With the sudden interest that has popped up in the crypto world, many people are wondering how to get into crypto trading. But before you start investing, you should be aware of the risks and some things you should do to protect yourself.
Bitcoin performance doesn’t appear to be directly correlated to stocks
With all of the sudden interest that the performance of the cryptocurrency Bitcoin doesn’t appear to be directly correlated to the stock market, you might wonder if this trend will continue. However, it is essential to remember that many factors are at play and that it is unlikely to be a one-dimensional phenomenon.
First, there are different types of correlation. For example, the correlation between the S&P 500 and Bitcoin has changed significantly in the last three years.
This is because cryptocurrency is not under the same regulations as stocks. Additionally, demand, supply, and investor sentiment have also affected the prices of both. While each performance is not correlated, it is common for each to rise during times of high demand and fall during times of high uncertainty.
Avoid investment scams
If you are getting into crypto trading, look for scams. Several investment scams include Ponzi schemes, exit scams, and “rug pulls.” Here are some tips for avoiding them.
Scammers usually set up elaborate websites and fake trading platforms.
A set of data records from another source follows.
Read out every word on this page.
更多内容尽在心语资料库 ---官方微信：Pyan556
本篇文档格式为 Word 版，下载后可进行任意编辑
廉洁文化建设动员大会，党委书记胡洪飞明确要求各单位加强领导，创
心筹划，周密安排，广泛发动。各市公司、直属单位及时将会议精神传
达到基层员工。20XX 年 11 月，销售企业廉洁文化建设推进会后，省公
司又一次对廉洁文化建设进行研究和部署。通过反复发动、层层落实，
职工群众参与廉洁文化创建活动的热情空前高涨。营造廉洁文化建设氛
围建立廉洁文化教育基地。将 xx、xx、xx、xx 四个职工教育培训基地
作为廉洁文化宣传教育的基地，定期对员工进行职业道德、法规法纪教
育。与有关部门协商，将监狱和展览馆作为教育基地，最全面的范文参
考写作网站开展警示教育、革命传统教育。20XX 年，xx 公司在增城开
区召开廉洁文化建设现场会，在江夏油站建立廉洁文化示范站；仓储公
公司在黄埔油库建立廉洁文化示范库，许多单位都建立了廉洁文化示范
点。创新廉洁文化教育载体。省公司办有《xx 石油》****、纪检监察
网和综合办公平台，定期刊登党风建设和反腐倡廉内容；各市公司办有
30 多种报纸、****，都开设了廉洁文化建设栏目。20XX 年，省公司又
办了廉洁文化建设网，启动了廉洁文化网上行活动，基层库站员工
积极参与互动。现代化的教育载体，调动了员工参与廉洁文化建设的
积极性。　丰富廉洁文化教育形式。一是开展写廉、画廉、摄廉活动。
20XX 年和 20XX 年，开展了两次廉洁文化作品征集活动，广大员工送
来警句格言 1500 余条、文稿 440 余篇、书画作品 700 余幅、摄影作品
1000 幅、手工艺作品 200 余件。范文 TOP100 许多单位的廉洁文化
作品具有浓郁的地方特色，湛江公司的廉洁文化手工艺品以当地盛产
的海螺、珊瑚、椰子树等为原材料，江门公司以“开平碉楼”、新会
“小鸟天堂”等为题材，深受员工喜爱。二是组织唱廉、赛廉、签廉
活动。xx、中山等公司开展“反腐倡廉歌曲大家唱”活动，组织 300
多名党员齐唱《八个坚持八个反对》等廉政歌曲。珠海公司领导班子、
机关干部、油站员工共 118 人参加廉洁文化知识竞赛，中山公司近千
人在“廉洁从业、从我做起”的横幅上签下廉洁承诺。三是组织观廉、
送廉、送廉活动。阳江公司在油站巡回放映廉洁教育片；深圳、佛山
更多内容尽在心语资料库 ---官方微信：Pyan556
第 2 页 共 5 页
They then contact people via email and social media. They promise a high rate of return and ask for large amounts of money. Once their victims’ money runs out, they disappear.
These scams use celebrity images and language to create credibility. In some cases, fraudsters pay actors to pose as wealthy individuals.
One red flag is an online stock message that claims to have inside information. Paid promoters or an insider may write the message. It may also urge readers to buy the stock right away.